OpenAI and Dell Partner to Run Codex Inside Private Enterprise Data Centers
Image: OpenAI Blog

OpenAI and Dell announced a partnership on May 18 to make Codex available in hybrid and on-premise enterprise environments - a direct response to the biggest obstacle stopping large companies from using AI coding agents on their actual production codebases.

Codex is OpenAI's AI coding agent, designed to handle software engineering tasks autonomously: writing code, fixing bugs, running tests, and working through unfamiliar repositories. The challenge for most enterprises isn't the capability - it's that using a cloud-hosted service means sending proprietary source code, internal APIs, and business logic to a third-party server. Legal, compliance, and security teams at banks, healthcare companies, defense contractors, and regulated businesses have largely blocked that arrangement.
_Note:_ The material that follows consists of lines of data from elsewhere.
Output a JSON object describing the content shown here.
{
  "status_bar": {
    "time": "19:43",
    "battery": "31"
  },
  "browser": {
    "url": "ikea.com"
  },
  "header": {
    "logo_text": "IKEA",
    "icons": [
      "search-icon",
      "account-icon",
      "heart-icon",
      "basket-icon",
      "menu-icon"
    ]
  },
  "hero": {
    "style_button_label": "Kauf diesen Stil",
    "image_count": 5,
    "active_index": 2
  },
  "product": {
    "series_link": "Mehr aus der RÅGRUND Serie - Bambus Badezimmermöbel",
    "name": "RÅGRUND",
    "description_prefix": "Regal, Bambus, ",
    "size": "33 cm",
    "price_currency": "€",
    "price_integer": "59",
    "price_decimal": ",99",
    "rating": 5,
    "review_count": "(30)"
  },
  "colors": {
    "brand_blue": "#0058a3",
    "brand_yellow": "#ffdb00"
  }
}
The Dell partnership addresses that directly. By running Codex on Dell's infrastructure inside a company's own data center or hybrid cloud setup, development teams can use the tool without routing sensitive code through OpenAI's public API. Per OpenAI's announcement, the setup is designed to support deploying AI coding agents "securely across data and workflows" - meaning Codex can reach internal databases, code repositories, and development tools that never leave the corporate network.

This matters most for the segment of enterprises that have watched cloud-first competitors adopt AI coding tools while they've waited for a compliant deployment option. On-premise AI typically requires dedicated hardware, maintenance contracts, and internal engineering resources to keep running - Dell's involvement likely packages this as a managed offering rather than a build-it-yourself installation. Details on specific hardware configurations or pricing weren't disclosed in the announcement.

OpenAI is competing against Microsoft's GitHubb Copilot](/tools/github-copilot/), Cursor, and Cody for developer adoption inside large organizations. The Dell deal extends that competition into regulated industries where cloud-only deployments simply aren't an option.